We Need New Names by NoViolet Bulawayo

Of course we should never judge a book by its cover, and yet this cover is so bright and attractive I was drawn to it in a way I wouldn’t have been if it had been one of those beige books. I’m glad to say the novel inside is as vibrant and fresh as the cover suggests.

This is the story of Darling, ten years old and living in Paradise, a place which is anything but. She has friends: Bastard, Chipo, Godknows, Sbho and Stino. They play together, hunt for guavas in the richer area of Budapest, and talk about escaping their shanty town. Always hungry, no longer at school, with the adults around them struggling under a regime that has robbed them of  money, jobs and homes, Darling and her friends nonetheless fizz with energy and fun.

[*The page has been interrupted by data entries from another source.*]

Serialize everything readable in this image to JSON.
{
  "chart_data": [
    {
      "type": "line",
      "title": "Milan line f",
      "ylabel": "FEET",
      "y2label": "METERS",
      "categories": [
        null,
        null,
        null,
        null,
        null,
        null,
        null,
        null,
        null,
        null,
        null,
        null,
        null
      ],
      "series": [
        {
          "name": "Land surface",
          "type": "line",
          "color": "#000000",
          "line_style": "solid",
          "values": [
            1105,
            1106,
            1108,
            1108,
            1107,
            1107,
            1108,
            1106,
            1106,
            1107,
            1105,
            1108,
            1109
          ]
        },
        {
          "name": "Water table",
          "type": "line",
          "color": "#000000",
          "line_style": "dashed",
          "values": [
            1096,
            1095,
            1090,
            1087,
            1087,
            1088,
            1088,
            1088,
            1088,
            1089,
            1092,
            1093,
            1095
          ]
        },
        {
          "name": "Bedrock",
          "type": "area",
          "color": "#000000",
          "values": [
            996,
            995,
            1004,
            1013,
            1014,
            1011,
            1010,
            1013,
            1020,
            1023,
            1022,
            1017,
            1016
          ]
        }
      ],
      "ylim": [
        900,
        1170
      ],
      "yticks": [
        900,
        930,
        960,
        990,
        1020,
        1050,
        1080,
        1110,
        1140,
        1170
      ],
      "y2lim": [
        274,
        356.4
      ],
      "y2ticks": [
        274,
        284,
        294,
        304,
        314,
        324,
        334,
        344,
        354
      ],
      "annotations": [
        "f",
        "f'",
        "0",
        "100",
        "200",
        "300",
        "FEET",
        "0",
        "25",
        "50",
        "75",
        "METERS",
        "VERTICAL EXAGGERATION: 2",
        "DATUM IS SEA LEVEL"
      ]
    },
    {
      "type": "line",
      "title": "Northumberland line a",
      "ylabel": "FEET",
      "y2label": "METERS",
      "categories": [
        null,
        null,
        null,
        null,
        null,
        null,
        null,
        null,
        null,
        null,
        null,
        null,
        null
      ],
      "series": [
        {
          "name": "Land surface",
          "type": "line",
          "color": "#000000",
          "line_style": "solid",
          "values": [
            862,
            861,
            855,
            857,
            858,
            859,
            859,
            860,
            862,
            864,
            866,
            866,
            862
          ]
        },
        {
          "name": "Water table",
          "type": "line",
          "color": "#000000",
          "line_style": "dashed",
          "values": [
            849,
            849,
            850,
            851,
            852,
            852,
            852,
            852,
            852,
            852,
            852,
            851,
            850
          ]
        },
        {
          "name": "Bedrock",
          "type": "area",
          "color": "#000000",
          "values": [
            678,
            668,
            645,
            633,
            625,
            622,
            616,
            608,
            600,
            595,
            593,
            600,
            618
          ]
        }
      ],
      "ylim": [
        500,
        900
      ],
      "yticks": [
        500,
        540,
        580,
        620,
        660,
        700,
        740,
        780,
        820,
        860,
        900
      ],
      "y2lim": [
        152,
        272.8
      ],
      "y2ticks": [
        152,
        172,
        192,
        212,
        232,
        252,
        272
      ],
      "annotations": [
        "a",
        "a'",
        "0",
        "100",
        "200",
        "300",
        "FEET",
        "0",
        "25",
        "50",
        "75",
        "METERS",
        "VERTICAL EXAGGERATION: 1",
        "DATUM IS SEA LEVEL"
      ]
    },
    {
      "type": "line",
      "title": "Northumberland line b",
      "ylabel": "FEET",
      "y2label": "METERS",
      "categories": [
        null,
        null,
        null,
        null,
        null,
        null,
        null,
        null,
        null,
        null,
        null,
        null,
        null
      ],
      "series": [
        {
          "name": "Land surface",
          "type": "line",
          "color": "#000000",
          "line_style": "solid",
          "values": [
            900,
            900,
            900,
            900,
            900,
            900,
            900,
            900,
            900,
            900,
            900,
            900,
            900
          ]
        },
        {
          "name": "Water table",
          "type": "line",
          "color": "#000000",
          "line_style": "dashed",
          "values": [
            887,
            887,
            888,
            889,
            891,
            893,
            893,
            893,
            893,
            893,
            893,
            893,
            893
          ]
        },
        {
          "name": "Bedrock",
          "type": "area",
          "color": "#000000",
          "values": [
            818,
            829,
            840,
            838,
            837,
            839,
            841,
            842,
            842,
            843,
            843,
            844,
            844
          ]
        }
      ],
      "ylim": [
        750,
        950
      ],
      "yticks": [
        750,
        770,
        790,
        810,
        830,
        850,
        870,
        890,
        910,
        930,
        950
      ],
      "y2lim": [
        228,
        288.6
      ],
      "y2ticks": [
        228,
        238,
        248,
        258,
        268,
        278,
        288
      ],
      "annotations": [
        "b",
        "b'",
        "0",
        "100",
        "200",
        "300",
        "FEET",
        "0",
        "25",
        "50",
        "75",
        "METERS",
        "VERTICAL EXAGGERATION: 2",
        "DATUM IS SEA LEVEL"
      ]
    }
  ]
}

People have to leave Paradise to earn money, Darling’s dad included, although he sends nothing back. Then one day he returns home to die. Chipo is pregnant at 11, the result of rape. All the while the sun burns down and the hunger gnaws. Bulawayo is brilliant at describing this and the necessary bravado these children employ.

“I used to be very afraid of graveyards and death and such things, but not anymore. There is just no sense being afraid when you live so near the graves; it would be like the tongue fearing the teeth.”

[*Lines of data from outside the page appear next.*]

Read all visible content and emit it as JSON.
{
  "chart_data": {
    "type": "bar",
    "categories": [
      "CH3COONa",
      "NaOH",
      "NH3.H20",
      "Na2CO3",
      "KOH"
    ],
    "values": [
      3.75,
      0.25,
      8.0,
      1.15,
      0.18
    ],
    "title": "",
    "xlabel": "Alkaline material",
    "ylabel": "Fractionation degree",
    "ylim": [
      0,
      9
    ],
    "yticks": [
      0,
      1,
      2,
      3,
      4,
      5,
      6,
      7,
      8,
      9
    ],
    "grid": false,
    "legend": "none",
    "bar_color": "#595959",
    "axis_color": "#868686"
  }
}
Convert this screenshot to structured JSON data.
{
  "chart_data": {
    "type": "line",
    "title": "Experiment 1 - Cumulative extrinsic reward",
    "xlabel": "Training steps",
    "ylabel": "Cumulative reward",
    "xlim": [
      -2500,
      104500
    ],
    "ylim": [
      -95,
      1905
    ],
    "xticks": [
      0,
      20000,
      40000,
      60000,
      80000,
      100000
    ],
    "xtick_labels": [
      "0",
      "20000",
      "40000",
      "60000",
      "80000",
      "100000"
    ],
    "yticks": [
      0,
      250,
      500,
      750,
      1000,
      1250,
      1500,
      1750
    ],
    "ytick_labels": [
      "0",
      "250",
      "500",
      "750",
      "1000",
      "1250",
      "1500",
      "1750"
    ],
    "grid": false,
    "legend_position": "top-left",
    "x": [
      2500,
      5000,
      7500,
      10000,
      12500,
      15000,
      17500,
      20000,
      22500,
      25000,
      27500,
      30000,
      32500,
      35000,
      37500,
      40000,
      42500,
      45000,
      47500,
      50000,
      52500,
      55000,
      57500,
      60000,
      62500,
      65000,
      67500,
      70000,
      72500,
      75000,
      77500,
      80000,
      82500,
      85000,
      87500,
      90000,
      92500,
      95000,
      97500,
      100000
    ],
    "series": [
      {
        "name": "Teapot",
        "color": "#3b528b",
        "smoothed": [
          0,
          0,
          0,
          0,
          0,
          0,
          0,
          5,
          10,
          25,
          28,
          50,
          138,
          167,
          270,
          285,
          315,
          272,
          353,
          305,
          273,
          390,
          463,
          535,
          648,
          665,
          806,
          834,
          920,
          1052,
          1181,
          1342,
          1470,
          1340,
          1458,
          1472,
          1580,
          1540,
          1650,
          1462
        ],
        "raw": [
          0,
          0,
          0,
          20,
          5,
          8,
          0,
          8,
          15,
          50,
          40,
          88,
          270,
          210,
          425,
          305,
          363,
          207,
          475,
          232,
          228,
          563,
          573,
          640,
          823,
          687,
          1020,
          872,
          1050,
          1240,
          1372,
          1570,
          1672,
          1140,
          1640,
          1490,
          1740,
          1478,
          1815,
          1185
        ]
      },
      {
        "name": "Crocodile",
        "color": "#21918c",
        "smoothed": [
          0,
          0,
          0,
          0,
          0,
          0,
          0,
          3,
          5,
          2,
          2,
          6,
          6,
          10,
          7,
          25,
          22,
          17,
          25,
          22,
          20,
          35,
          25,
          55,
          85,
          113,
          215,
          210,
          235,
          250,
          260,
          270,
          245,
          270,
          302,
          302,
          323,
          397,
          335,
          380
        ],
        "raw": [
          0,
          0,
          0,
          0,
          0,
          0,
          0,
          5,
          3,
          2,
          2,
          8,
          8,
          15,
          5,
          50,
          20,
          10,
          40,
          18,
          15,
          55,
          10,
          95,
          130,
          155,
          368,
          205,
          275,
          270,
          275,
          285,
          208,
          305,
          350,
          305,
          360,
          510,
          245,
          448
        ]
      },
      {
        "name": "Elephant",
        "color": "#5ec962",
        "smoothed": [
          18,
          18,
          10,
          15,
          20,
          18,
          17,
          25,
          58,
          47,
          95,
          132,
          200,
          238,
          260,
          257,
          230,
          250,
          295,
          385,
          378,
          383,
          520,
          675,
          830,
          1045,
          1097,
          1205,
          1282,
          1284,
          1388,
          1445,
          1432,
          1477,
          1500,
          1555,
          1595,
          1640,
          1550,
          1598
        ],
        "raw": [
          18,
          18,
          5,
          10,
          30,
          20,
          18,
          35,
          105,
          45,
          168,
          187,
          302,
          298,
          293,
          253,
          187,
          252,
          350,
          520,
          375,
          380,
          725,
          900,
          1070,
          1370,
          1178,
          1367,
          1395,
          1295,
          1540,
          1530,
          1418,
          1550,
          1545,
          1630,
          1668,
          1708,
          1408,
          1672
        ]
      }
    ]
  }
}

Darling tells her friends her Aunt will be taking her to America, but when Aunt Fostalina actually does, everything reverses. Sometimes it feels a little obvious – Darling is surrounded by food, but the abundance of food means that people obsess about what to eat and over exercise or starve themselves to be thin enough. Snow falls and Darling is colder than she ever imagined possible and longs for the warmth of Paradise. Darling can never return to Zimbabwe because she has no official papers and becomes consumed by a yearning for home and an insurmountable sense of displacement. She belongs nowhere.

“Because we were not in our country, we could not use our own languages, and so when we spoke our voices came out bruised. When we talked, our tongues thrashed madly in our mouths, staggered like drunken men. Because we were not using our languages we said things we did not mean; what we really wanted to say remained folded inside, trapped.”

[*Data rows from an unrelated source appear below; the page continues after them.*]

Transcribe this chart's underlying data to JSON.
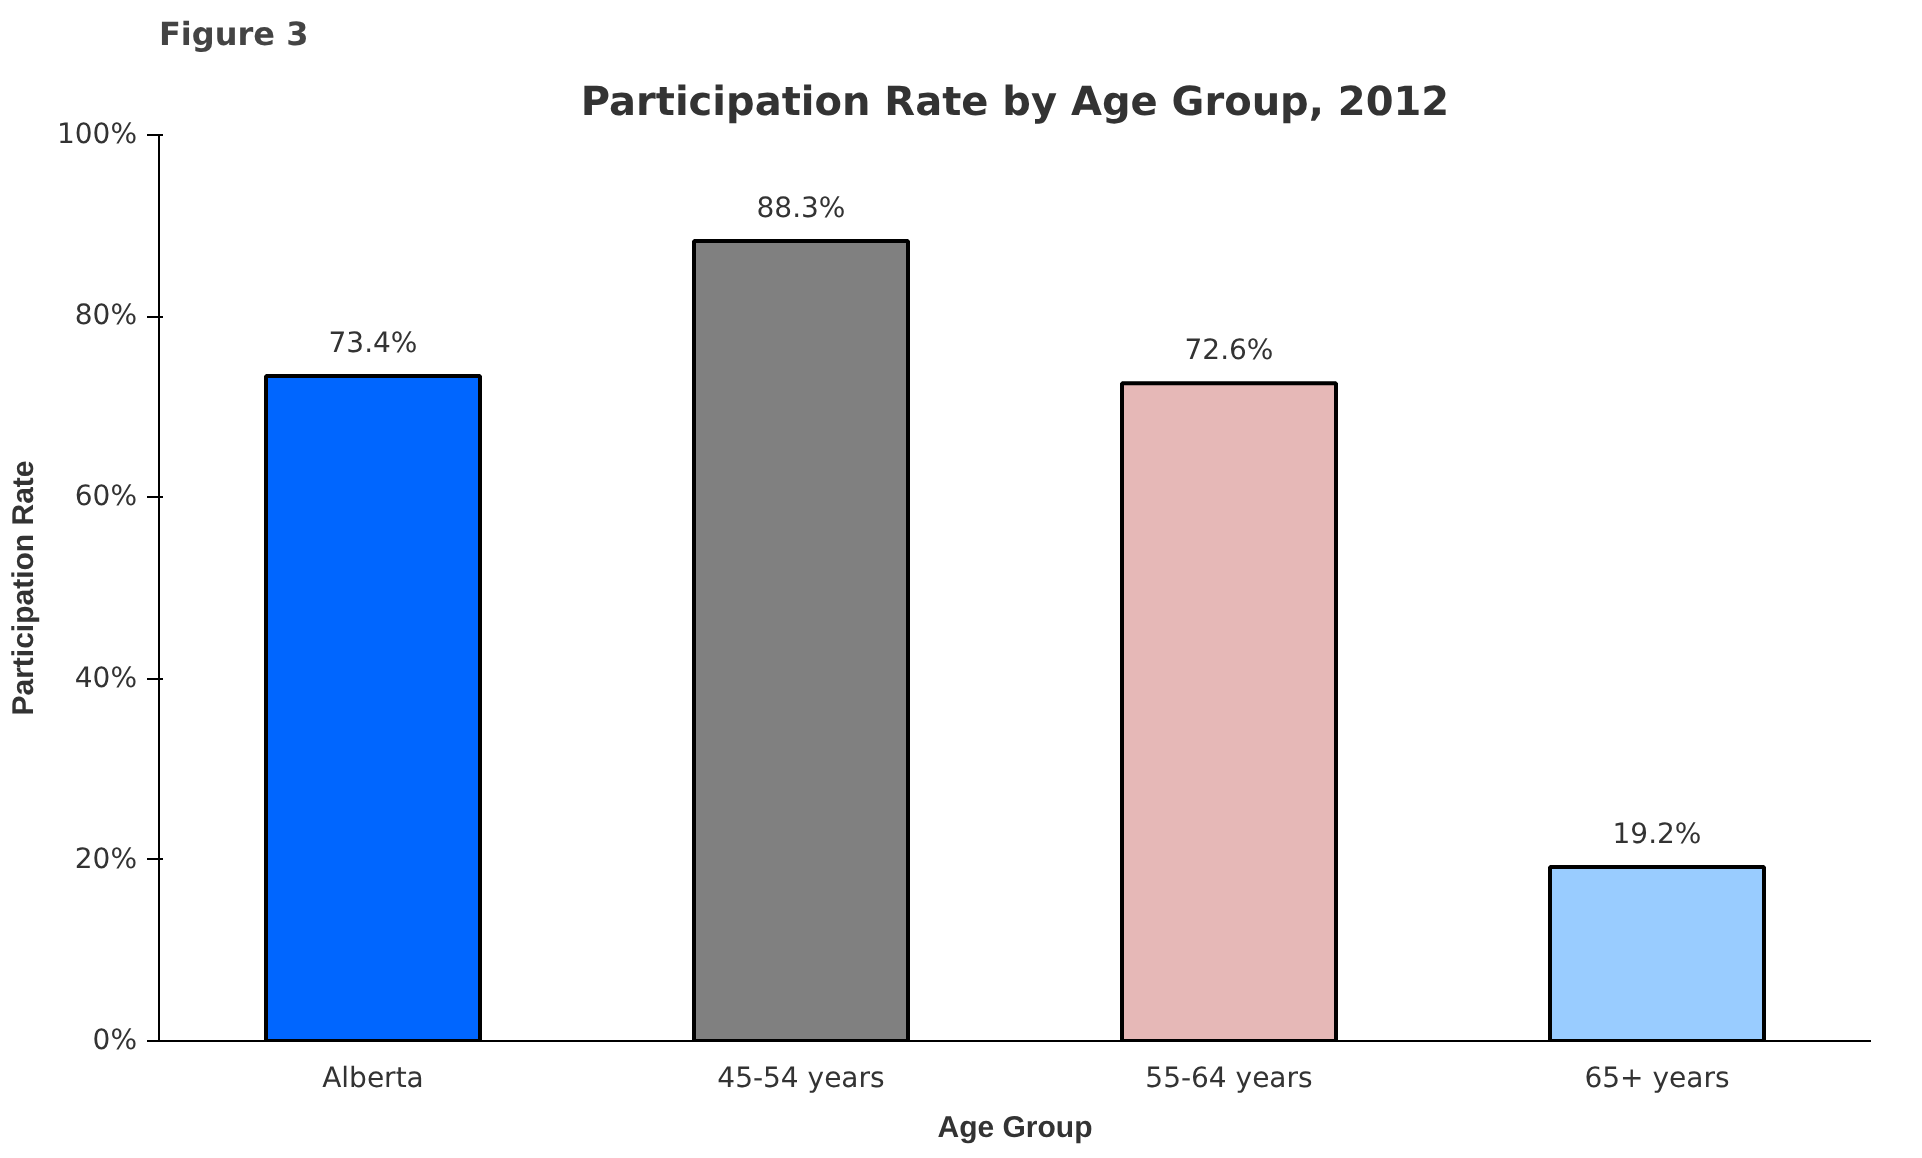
{
  "chart_data": {
    "type": "bar",
    "title": "Participation Rate by Age Group, 2012",
    "xlabel": "Age Group",
    "ylabel": "Participation Rate",
    "annotations": [
      "Figure 3"
    ],
    "categories": [
      "Alberta",
      "45-54 years",
      "55-64 years",
      "65+ years"
    ],
    "values": [
      73.4,
      88.3,
      72.6,
      19.2
    ],
    "colors": [
      "#0066ff",
      "#808080",
      "#e6b8b7",
      "#99ccff"
    ],
    "value_labels": [
      "73.4%",
      "88.3%",
      "72.6%",
      "19.2%"
    ],
    "ylim": [
      0,
      100
    ],
    "yticks": [
      {
        "value": 0,
        "label": "0%"
      },
      {
        "value": 20,
        "label": "20%"
      },
      {
        "value": 40,
        "label": "40%"
      },
      {
        "value": 60,
        "label": "60%"
      },
      {
        "value": 80,
        "label": "80%"
      },
      {
        "value": 100,
        "label": "100%"
      }
    ],
    "grid": false
  }
}
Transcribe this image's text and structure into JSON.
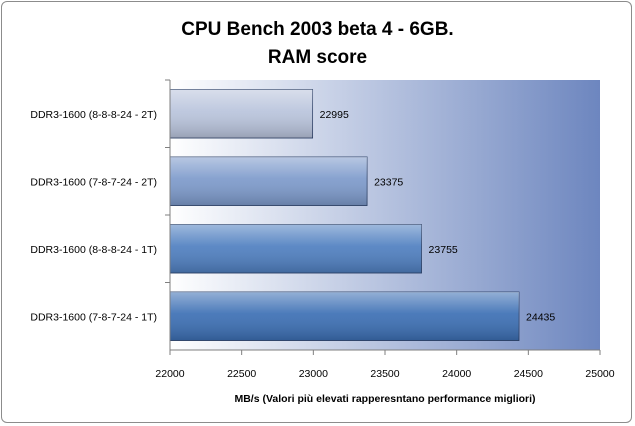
{
  "chart_data": {
    "type": "bar",
    "orientation": "horizontal",
    "title": "CPU Bench 2003 beta 4 - 6GB.",
    "subtitle": "RAM score",
    "xlabel": "MB/s (Valori più  elevati rapperesntano performance migliori)",
    "ylabel": "",
    "xlim": [
      22000,
      25000
    ],
    "xticks": [
      22000,
      22500,
      23000,
      23500,
      24000,
      24500,
      25000
    ],
    "xtick_labels": [
      "22000",
      "22500",
      "23000",
      "23500",
      "24000",
      "24500",
      "25000"
    ],
    "grid": false,
    "categories": [
      "DDR3-1600 (8-8-8-24 - 2T)",
      "DDR3-1600 (7-8-7-24 - 2T)",
      "DDR3-1600 (8-8-8-24 - 1T)",
      "DDR3-1600 (7-8-7-24 - 1T)"
    ],
    "values": [
      22995,
      23375,
      23755,
      24435
    ],
    "value_labels": [
      "22995",
      "23375",
      "23755",
      "24435"
    ],
    "colors": [
      "#b9c4dc",
      "#7d9acb",
      "#4f7fc0",
      "#3c6fb4"
    ]
  }
}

Bulawayo highlights how (some) Americans presume Africa is one country and that all parts are the same;

“Oh my God, yes, we’ve seen your country; it’s been on the news.”

Her portrayal of (some) Americans as being obese, porn watching and ignorant is possibly equally unsubtle. What makes all this work so well is the verve of Bulawayo’s language, and the humour that lightens the terrible darkness. The beginning of the novel was originally a short story – “Hitting Budapest” and it propels the reader into another world with wit and speed.

In the last chapter “Writing On The Wall” some of Darling’s original energy reappears, but when she talks to Chipo via Skype, and Chipo lectures her on leaving, it sounded as if perhaps this is the author’s voice, lecturing herself. Darling is an interesting character, I’d love to know what happens to her next, and I’d dare to wish her an almost happy ending, though I’m not sure Bulawayo would think one possible.